Interestingly, this is probably precisely what Eco wanted his readers to do. Its what he expected from the act of reading. Eco had two personal libraries; boasting of 50,000 books, with 1600 rare books among them. In his book The Black Swan, Taleb states:
Perhaps his extensive reading gave him the gift of intertextuality - bringing together in his writing medieval history, semiotics, pop culture, and religion.

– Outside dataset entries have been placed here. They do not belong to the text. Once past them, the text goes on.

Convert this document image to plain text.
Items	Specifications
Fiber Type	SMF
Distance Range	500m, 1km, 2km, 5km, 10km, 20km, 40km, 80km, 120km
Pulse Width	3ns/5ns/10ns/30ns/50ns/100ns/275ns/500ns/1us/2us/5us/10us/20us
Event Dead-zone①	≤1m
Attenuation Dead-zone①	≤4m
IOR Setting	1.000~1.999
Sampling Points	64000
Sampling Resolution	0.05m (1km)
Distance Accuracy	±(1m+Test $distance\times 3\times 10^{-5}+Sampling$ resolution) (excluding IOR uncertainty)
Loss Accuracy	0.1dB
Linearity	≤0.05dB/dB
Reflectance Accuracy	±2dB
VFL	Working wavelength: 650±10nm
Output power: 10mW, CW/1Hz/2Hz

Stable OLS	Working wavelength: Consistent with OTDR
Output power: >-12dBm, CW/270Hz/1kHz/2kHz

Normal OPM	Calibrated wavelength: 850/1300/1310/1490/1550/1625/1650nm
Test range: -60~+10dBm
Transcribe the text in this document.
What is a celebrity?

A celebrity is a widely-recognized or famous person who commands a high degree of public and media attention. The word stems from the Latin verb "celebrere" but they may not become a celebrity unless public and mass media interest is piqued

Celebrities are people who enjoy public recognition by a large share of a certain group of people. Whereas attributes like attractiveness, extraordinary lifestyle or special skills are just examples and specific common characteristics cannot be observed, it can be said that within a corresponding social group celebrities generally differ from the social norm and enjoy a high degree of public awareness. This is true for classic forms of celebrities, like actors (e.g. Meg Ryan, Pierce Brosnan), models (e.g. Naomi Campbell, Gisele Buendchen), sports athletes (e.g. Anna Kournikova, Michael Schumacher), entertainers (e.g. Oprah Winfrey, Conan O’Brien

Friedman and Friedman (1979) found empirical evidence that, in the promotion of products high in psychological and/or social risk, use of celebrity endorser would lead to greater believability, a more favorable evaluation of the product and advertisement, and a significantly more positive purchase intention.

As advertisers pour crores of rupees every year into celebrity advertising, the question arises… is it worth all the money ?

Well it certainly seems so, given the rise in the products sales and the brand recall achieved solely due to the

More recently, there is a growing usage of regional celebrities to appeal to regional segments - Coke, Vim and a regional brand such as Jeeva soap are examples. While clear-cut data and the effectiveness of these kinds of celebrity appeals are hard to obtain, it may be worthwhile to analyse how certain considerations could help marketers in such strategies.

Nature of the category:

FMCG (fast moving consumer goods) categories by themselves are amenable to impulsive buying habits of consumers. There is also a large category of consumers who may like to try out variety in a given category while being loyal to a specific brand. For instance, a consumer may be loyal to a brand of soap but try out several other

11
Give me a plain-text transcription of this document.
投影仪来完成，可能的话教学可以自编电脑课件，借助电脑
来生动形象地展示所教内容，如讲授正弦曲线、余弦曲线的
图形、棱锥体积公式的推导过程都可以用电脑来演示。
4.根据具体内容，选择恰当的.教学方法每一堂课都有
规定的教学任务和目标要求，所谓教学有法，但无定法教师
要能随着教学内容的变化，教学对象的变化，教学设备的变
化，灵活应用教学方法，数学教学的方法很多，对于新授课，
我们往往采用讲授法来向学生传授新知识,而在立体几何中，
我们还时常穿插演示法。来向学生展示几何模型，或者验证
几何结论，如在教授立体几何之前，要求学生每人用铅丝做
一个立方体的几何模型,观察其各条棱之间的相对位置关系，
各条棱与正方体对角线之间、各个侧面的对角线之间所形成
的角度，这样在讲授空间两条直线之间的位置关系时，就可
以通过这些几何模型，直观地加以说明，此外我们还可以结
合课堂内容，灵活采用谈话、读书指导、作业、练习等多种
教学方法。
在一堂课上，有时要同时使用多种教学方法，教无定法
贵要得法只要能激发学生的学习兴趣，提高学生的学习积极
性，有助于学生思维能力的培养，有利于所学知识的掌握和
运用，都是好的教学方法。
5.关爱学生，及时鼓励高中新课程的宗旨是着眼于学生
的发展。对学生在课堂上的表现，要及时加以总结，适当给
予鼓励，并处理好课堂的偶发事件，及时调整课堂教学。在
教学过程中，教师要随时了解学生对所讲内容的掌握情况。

"The writer Umberto Eco belongs to that small class of scholars who are encyclopedic, insightful, and non-dull. He is the owner of a large personal library . and separates visitors into two categories: those who react with "Wow! Signore professore dottore Eco, what a library you have! How many of these books have you read?" and the others - a very small minority - who get the point that a private library is not an ego-boosting appendage but a research tool. Read books are far less valuable than unread ones. The library should contain as much of what you do not know as your financial means, mortgage rates, and the currently tight real-estate market allows you to put there. You will accumulate more knowledge and more books as you grow older, and the growing number of unread books on the shelves will look at you menacingly. Indeed, the more you know, the larger the rows of unread books. Let us call this collection of unread books an anti-library."
The Name's Eco. Umberto Eco
He was also a big James Bond fan, having published a paper on narrative structures in Ian Fleming's Bond novels. That's right - he performed academic research when the rest of us were fixated on the Bond Girl.
And that's really the essence of reading Eco. When you read an Eco book - you're reading a condensed form of much, much more. You're reading from research, his library, and from pop culture. There's nothing under the heavens (interestingly, that's what the name Eco really means) that he hasn't tried to get you to think about. I haven't entirely figured out how to read Eco. I haven't full learned how to break his works down. And with his passing away this month, I now have a lifetime of learning to read Eco - even the same books over and over again - to look forward to.